Сама ли? Не помог ли кто?
– Может, под препаратами? – Василий Петрович искал оправдание случившемуся. Смерть советника Штурмина временно отошла на второй план.
Не подросток уже, не девочка. Психика должна быть устоявшаяся, выросшая из переживаний юности, когда мимолетные порывы и крах ценностей часто влекут к суициду. А вот под кайфом и желание воспарить на облаках появиться может, и еще какие радужные картинки. Чего только не используют люди, чтобы мозг одурманить, чтобы реальность феерией подменить.
– Вряд ли, – Хаджиев задумчиво тер затылок. – Не замечена была ранее.

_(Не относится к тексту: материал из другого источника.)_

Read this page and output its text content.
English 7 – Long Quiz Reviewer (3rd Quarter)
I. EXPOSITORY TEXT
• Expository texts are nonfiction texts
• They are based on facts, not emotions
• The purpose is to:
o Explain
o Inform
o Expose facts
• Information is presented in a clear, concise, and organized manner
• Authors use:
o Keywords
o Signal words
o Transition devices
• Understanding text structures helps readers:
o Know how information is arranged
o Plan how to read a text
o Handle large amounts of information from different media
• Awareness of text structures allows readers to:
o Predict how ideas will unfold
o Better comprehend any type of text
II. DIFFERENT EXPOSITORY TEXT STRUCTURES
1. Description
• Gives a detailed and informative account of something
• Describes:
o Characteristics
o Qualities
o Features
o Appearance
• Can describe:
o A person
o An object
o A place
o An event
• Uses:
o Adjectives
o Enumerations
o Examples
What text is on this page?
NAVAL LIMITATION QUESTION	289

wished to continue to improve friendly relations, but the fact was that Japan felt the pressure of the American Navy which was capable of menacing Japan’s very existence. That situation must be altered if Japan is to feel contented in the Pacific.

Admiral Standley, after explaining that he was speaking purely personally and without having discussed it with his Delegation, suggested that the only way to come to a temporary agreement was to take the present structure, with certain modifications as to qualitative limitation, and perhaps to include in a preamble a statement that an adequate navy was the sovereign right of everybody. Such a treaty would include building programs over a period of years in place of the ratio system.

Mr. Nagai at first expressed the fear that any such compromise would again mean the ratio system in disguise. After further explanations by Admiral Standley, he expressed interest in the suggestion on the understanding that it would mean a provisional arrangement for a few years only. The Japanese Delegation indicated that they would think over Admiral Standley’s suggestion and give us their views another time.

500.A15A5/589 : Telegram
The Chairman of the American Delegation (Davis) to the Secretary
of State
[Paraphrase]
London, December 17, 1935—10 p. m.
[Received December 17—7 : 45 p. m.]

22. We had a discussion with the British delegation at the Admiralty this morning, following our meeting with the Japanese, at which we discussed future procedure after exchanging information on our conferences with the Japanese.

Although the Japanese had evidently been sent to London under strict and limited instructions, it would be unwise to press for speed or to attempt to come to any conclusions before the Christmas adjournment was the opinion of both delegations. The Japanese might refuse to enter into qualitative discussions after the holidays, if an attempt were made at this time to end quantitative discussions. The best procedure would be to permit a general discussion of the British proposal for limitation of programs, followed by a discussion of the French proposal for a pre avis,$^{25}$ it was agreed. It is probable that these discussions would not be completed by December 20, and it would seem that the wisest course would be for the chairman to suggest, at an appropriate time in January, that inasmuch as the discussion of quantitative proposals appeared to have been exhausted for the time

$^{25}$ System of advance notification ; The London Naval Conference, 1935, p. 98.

Леднев, удивленный бескрайними познаниями начальника краевого УФСБ, выгнул брови, но Заур спокойно объяснил собственную информированность:
– Ее и впрямь все знали. Она ж в крае столько шуму наделала со своими публикациями, что по-любому на виду была. Нет, ничего подобного… – глаза его погасли, точно внутри переключили какой-то неведомый тумблер. – Эксперты, конечно, точнее скажут. Но это не мое дело, это ментам и следствию заниматься.
Протянув руку для прощания, Заур Имранович откланялся. В том, что он не сует нос в дела, не проходящие по линии ФСБ, не было ничего удивительного. Как не возникало никаких сомнений, что если вдруг две смерти окажутся как-то связанными между собой – Леднев допускал любое развитие событий – нос Хаджиева тут же появится со всей присущей ему настойчивостью.
– Пойдем наверх, посмотрим, – предложил Леднев заму руководителя Следственного Управления, который никак не хотел переходить к активной фазе осмотра.
– Сейчас группа подъедет, – неуверенно отмахнулся Панов.
– Тогда я один, – Леднев не собирался препираться, как не собирался и терять времени даром.
Илья Ильич всплеснул руками, выражая крайнюю степень недовольства, но говорить ничего не стал, а послушно поплелся вслед.
На пятом этаже уставший полицейский сидел перед входом, ожидая приезда оперативно-следственной группы. В редакции не было ни души, и свет проникал только через неприкрытые жалюзи. Послушно сопел кондиционер, едва справляясь с жарой, заполняющей огромный зал, перегороженный рабочими столами, сквозь открытую настежь дверь и большое окно, с которого ветер разметал сложенные в стопку бумаги.
Недалеко от окна одиноко мерцал бело-лунным свечением монитор ноутбука, кресло зияло пустотой, а на столе царил почти идеальный порядок, будто специально наведенный совсем недавно. И в этом празднике чистоты бросалась в глаза небольшая пепельница, плотно набитая окурками, сохранившими на фильтре следы губной помады.
На экране отпечатались всего несколько слов:
…Мне незачем больше жить. И некуда больше идти.